5. Enable snapping (Shift+Tab or left-click the button with the magnet icon in the 3D View's header).

Also, make sure that the Snap Element drop-down menu is set to use face snapping. This step is important; it's what makes the rest of the retopo process possible.

6. Ctrl+left-click on the surface of your 3D sculpt.

This creates the first vertex of your retopo mesh. By enabling face snapping, your new vertex should be located right on the surface of your sculpt mesh.

7. Extruding from that first vertex (Ctrl+left-click or E), use point-to-point modeling techniques to lay out the vertices of your retopo'd mesh.

As you work, keep in mind the basic guidelines outlined in the sidebar in this chapter,“The importance of good topology”. This step comprises the somewhat tedious and time-consuming process of retopologizing your mesh. However, when you've already made your sculpt, you have a clear plan that shows what your final mesh should look like.
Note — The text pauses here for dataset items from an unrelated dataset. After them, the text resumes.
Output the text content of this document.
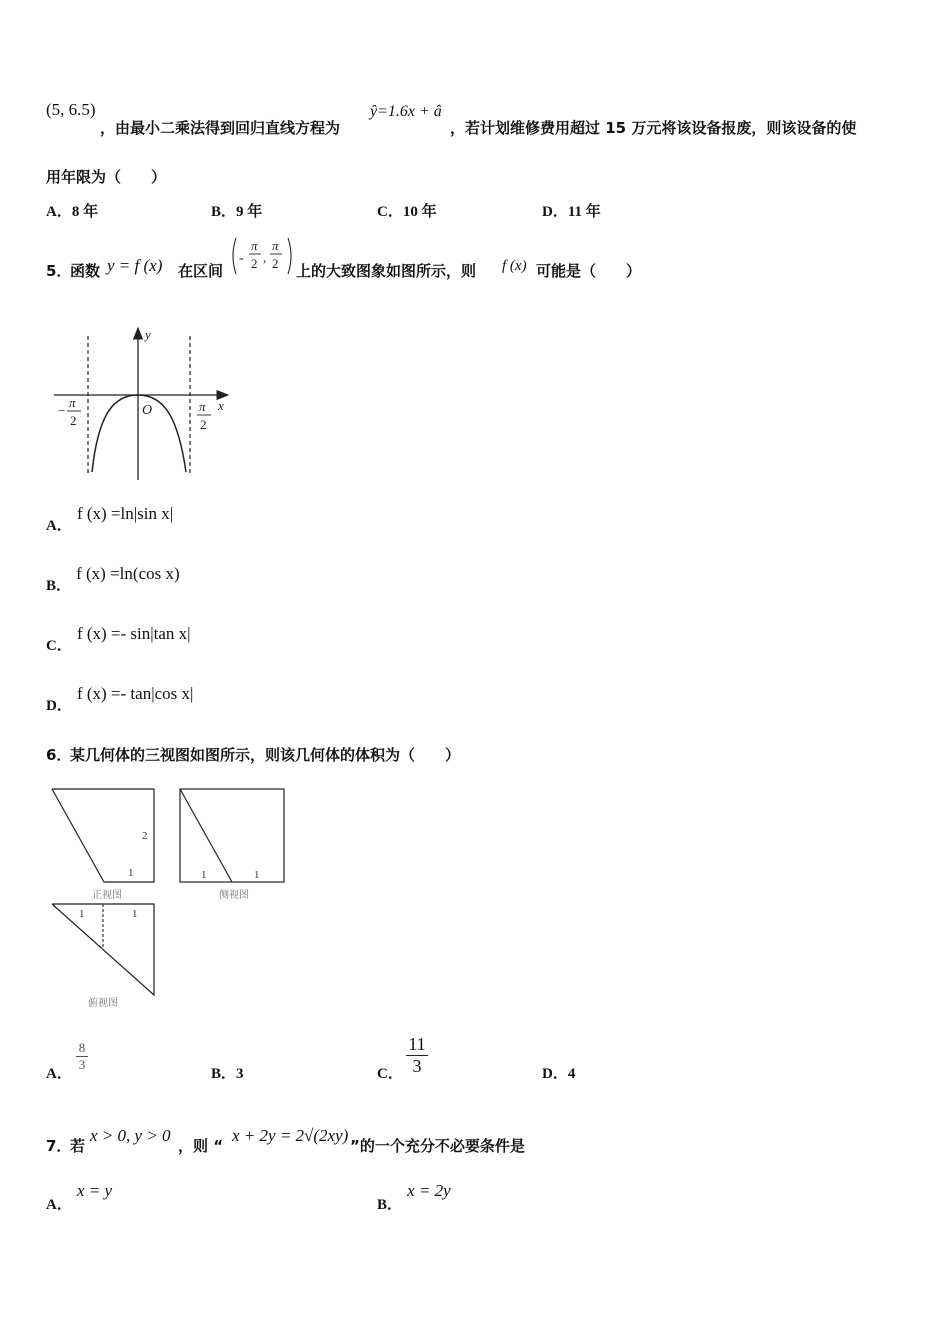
(5, 6.5)
，由最小二乘法得到回归直线方程为
ŷ=1.6x + â
，若计划维修费用超过 15 万元将该设备报废，则该设备的使
用年限为（　　）
A．8 年	B．9 年	C．10 年	D．11 年
5．
函数 y = f (x) 在区间
-
π
2 ,
π
2 上的大致图象如图所示，则 f (x) 可能是（　　）
y
x
O
−
π
2
π
2
A． f (x) =ln|sin x|
B． f (x) =ln(cos x)
C． f (x) =- sin|tan x|
D． f (x) =- tan|cos x|
6．
某几何体的三视图如图所示，则该几何体的体积为（　　）
2
1
正视图
1	1
侧视图
1	1
俯视图
A．
$\frac{8}{3}$
B．3	C． $\frac{11}{3}$	D．4
7．
若
x > 0, y > 0
，则 “
x + 2y = 2√(2xy)
”的一个充分不必要条件是
A． x = y
B． x = 2y
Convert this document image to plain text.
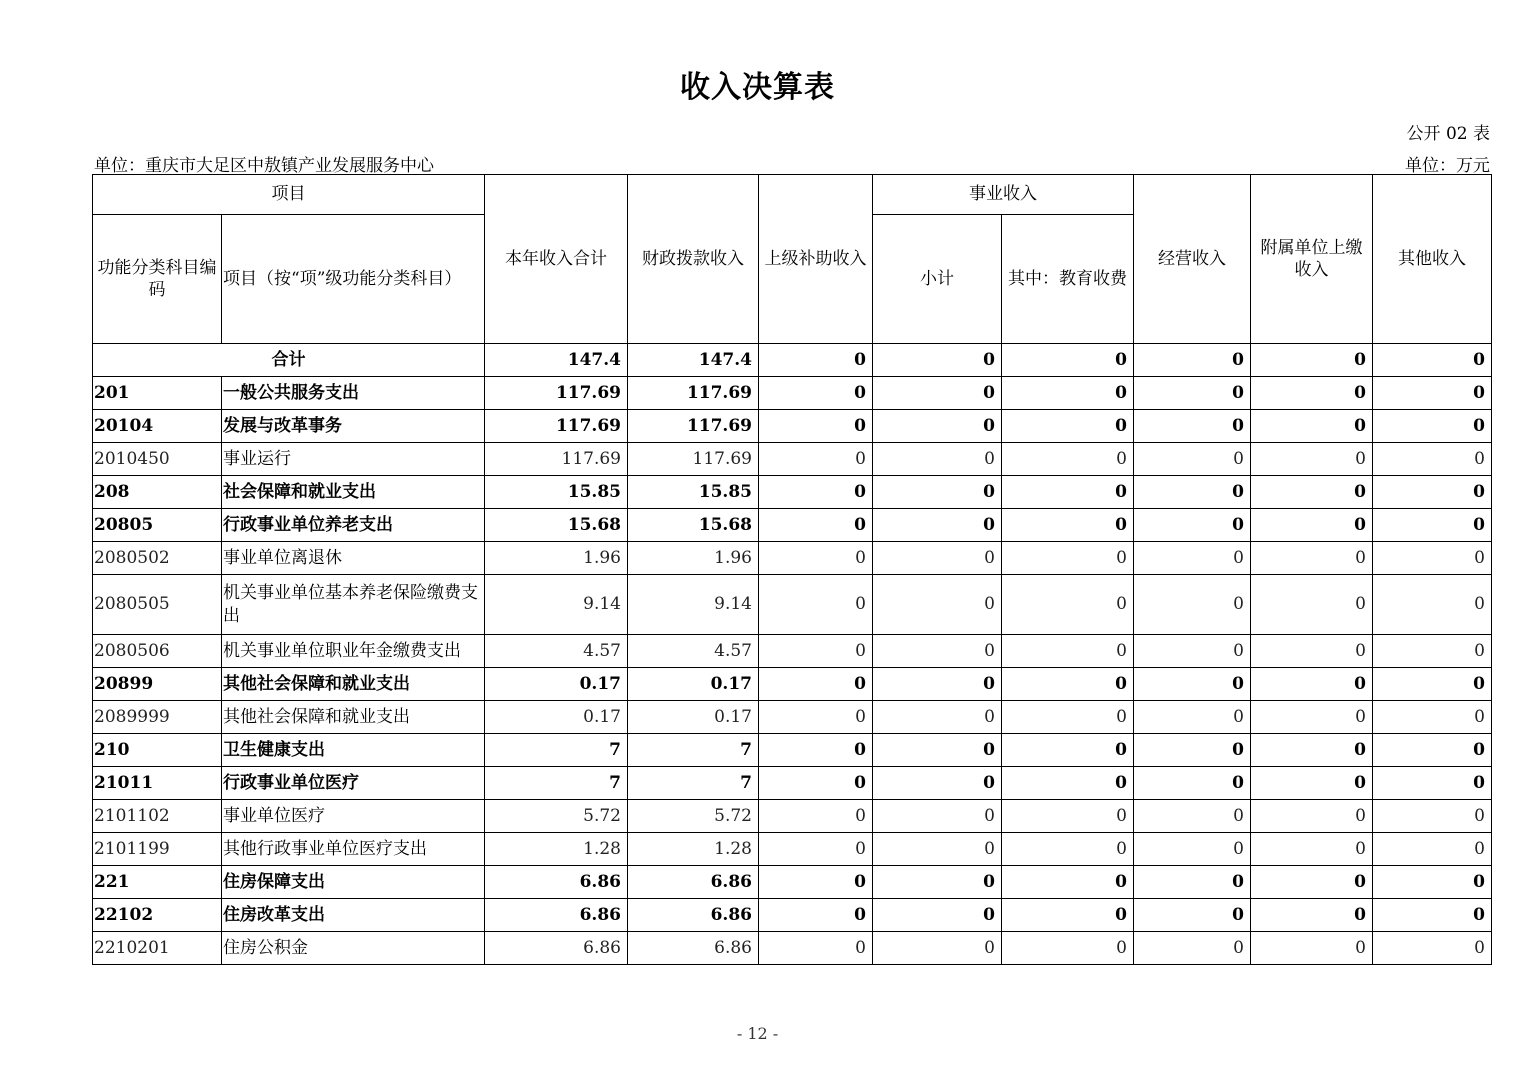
收入决算表
公开 02 表
单位：重庆市大足区中敖镇产业发展服务中心	单位：万元
项目		本年收入合计	财政拨款收入	上级补助收入	事业收入		经营收入	附属单位上缴收入	其他收入
功能分类科目编码	项目（按“项”级功能分类科目）				小计	其中：教育收费			
合计		147.4	147.4	0	0	0	0	0	0
201	一般公共服务支出	117.69	117.69	0	0	0	0	0	0
20104	发展与改革事务	117.69	117.69	0	0	0	0	0	0
2010450	事业运行	117.69	117.69	0	0	0	0	0	0
208	社会保障和就业支出	15.85	15.85	0	0	0	0	0	0
20805	行政事业单位养老支出	15.68	15.68	0	0	0	0	0	0
2080502	事业单位离退休	1.96	1.96	0	0	0	0	0	0
2080505	机关事业单位基本养老保险缴费支出	9.14	9.14	0	0	0	0	0	0
2080506	机关事业单位职业年金缴费支出	4.57	4.57	0	0	0	0	0	0
20899	其他社会保障和就业支出	0.17	0.17	0	0	0	0	0	0
2089999	其他社会保障和就业支出	0.17	0.17	0	0	0	0	0	0
210	卫生健康支出	7	7	0	0	0	0	0	0
21011	行政事业单位医疗	7	7	0	0	0	0	0	0
2101102	事业单位医疗	5.72	5.72	0	0	0	0	0	0
2101199	其他行政事业单位医疗支出	1.28	1.28	0	0	0	0	0	0
221	住房保障支出	6.86	6.86	0	0	0	0	0	0
22102	住房改革支出	6.86	6.86	0	0	0	0	0	0
2210201	住房公积金	6.86	6.86	0	0	0	0	0	0
- 12 -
At this point, you're basically playing “connect the dots” on the surface of your 3D sculpt. Once you get up to speed, this is a much more effective way of modeling than traditional box modeling or point-to-point modeling methods.

Figure 5-19 shows a mesh sculpted using dyntopo and that same model after it's been retopo'd.

Figure 5-19: On the left, a model sculpted with dyntopo; on the right is the same model after being retopologized.